Los escribanos que caligrafiaban estos documentos al dictado de los abades de Santa María de Belmonte nombraban en su precario romance asturiano cosas que eran tan reales y valiosas como los maravedíes (sus “morabetinos”) contantes y sonantes con los que enriquecían al cenobio los vendedores y donantes de los contornos a cambio de la salvación de sus almas y de la de los suyos o de un enterramiento digno en el suelo sagrado de la comunidad monástica. Los propios abades, codiciosos por seguir acrecentando el patrimonio del convento, no ignoraban que aquellas cosas, puestas negro sobre blanco, la palabra escrita, representaba la legitimidad y perdurabilidad de toda su riqueza. Aquellas palabras no las iba a llevar el viento.
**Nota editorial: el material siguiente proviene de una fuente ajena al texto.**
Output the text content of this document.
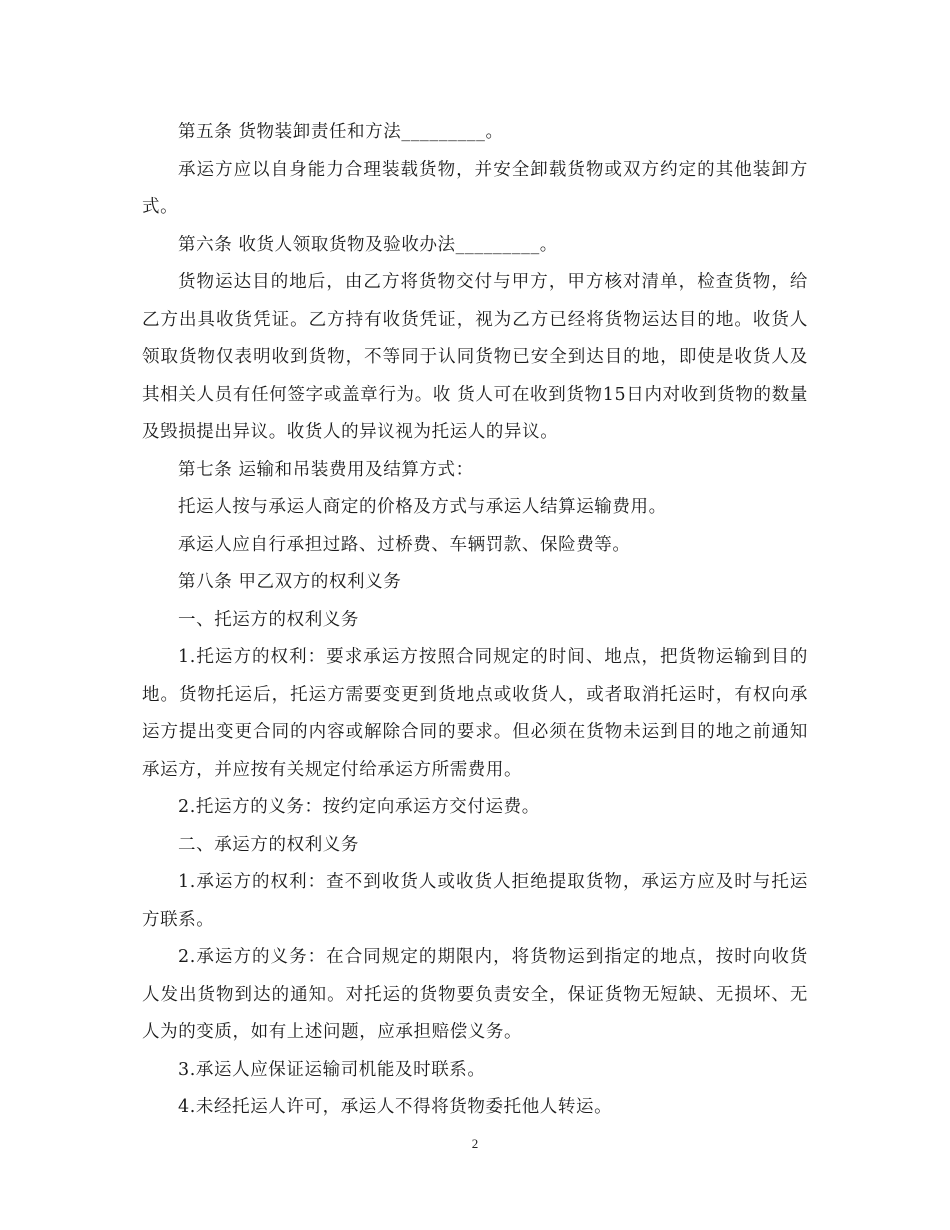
第五条 货物装卸责任和方法_________。

承运方应以自身能力合理装载货物，并安全卸载货物或双方约定的其他装卸方式。

第六条 收货人领取货物及验收办法_________。

货物运达目的地后，由乙方将货物交付与甲方，甲方核对清单，检查货物，给乙方出具收货凭证。乙方持有收货凭证，视为乙方已经将货物运达目的地。收货人领取货物仅表明收到货物，不等同于认同货物已安全到达目的地，即使是收货人及其相关人员有任何签字或盖章行为。收 货人可在收到货物15日内对收到货物的数量及毁损提出异议。收货人的异议视为托运人的异议。

第七条 运输和吊装费用及结算方式：

托运人按与承运人商定的价格及方式与承运人结算运输费用。

承运人应自行承担过路、过桥费、车辆罚款、保险费等。

第八条 甲乙双方的权利义务

一、托运方的权利义务

1.托运方的权利：要求承运方按照合同规定的时间、地点，把货物运输到目的地。货物托运后，托运方需要变更到货地点或收货人，或者取消托运时，有权向承运方提出变更合同的内容或解除合同的要求。但必须在货物未运到目的地之前通知承运方，并应按有关规定付给承运方所需费用。

2.托运方的义务：按约定向承运方交付运费。

二、承运方的权利义务

1.承运方的权利：查不到收货人或收货人拒绝提取货物，承运方应及时与托运方联系。

2.承运方的义务：在合同规定的期限内，将货物运到指定的地点，按时向收货人发出货物到达的通知。对托运的货物要负责安全，保证货物无短缺、无损坏、无人为的变质，如有上述问题，应承担赔偿义务。

3.承运人应保证运输司机能及时联系。

4.未经托运人许可，承运人不得将货物委托他人转运。

2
El viento (todos los vendavales, las tormentas, los aguaceros, las nieves...la adversa climatología propia de estas tierras) y el tiempo no se llevaron las palabras perdurables, aunque sí, una tras otra, cada cosa que nombraban: fuentes, montes, tierras labradas y por labrar, cultivadas y por cultivar, ganados, aperos, molinos, viñas, castañales, pomaradas, con sus entradas y salidas, incluso el oro o la plata de los maravedíes se iba a ir corrompiendo y arruinando hasta quedar en nada o en lo que es lo mismo, a efectos materiales, en simple recuerdo.
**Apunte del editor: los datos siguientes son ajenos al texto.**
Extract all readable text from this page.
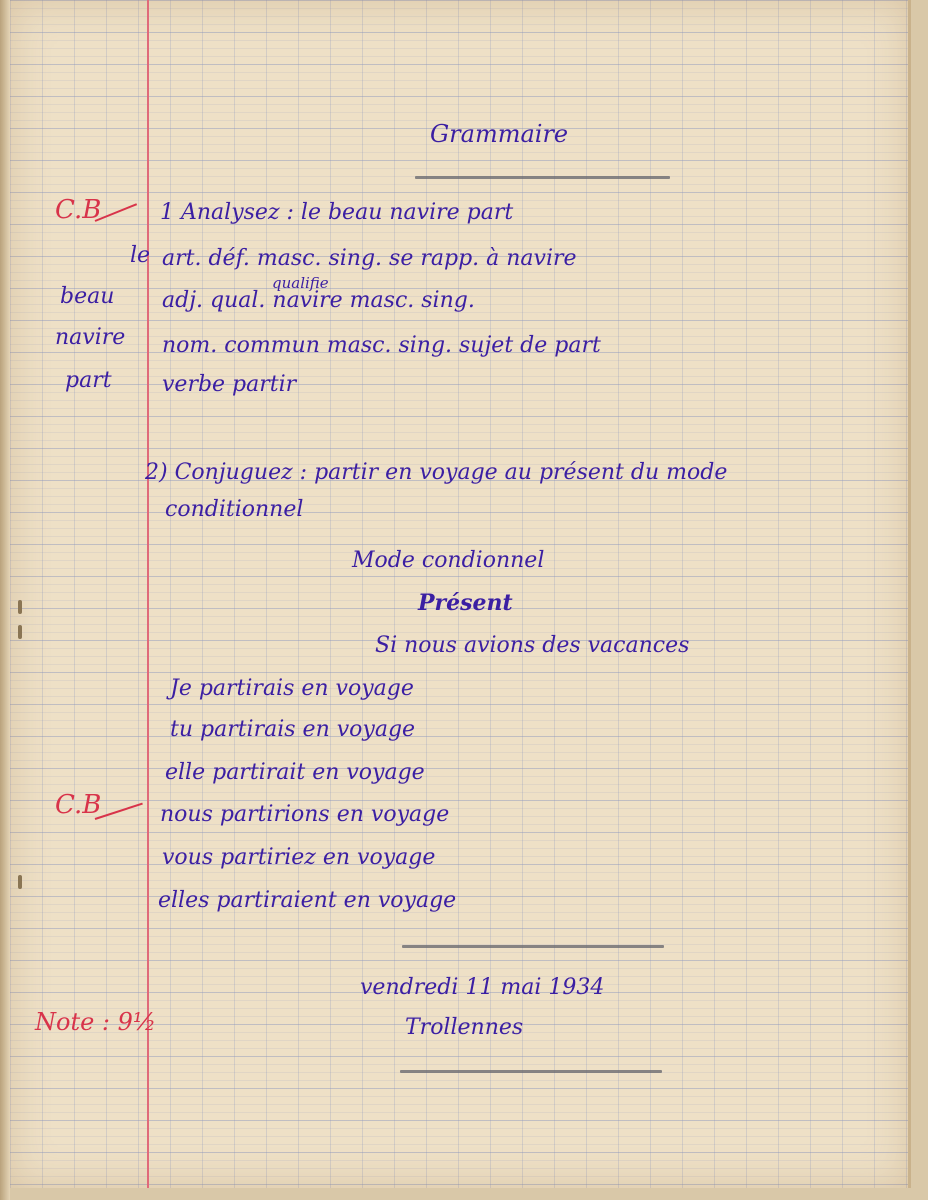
Grammaire
C.B	1 Analysez : le beau navire part
le
beau
navire
part
qualifie
art. déf. masc. sing. se rapp. à navire
adj. qual. navire masc. sing.
nom. commun masc. sing. sujet de part
verbe partir
2) Conjuguez : partir en voyage au présent du mode
conditionnel
Mode condionnel
Présent
Si nous avions des vacances
Je partirais en voyage
tu partirais en voyage
elle partirait en voyage
C.B	nous partirions en voyage
vous partiriez en voyage
elles partiraient en voyage
vendredi 11 mai 1934
Trollennes
Note : 9½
Por una de esas inquietantes venturas del azar esta publicación de la Academia de la Llingua Asturiana del año 95 con documentación del antiguo monasterio de Santa María de Belmonte reapareció hoy -después de darla por perdida en alguna mudanza- junto a un objeto sin aparente relación con el libro, un sombrero de mujer. Dio con ellos Lorgia, la chica peruana que cuida de mi madre, al hacer limpieza en un armario del cuarto que ocupé hasta mediados de los noventa en la casa familiar de Xixón. Cuando esta tarde acudí a visitar a mi madre no sé cuál de estas cosas me sorprendió más volver a recuperar. Los documentos belmontinos me tuvieron entretenido hasta altas horas de la noche, perdiéndome y encontrándome entre “felgueras”, “pasciones”, tierras a monte o a valle. El sombrero -en realidad un gorrito de lana que recreaba el estilo parisino o norteamericano de los años veinte- me llevó su tiempo intentar recordar en qué posible cabeza de mujer lo había visto por última vez. Bueno, para no faltar a la verdad, más bien lo dejé a un lado de momento al sentir cierto temblor sentimental al volver a tocarlo. En realidad sabía bien de quién era, aunque no recordaba las circunstancias concretas por las que acabara en un armario de la casa donde viví con mis padres durante mis primeros años en Xixón.

Ahora que tengo ambos hallazgos, uno junto al otro, delante de mí, no puedo menos que elucubrar acerca de la distinta naturaleza de estas dos cosas. El libro muestra entre latosos formulismos notaliares sucesivas enumeraciones de realidades que fueron y que ya sólo son palabras; el sombrero es algo tangible de una realidad que fue tan cotidiana como ese sombrero y que hoy me siento incapaz de recordar con palabras. Nó sólo sirven para nombrar y recordar. También duelen. Y algunas nombran, recuerdan, duelen lo que olvidamos en frío y en falso, porque quisimos o dejamos que se perdiese y por eso aún, contra toda lógica, incluida la del paso del tiempo y la vida, acaso lo seguimos queriendo.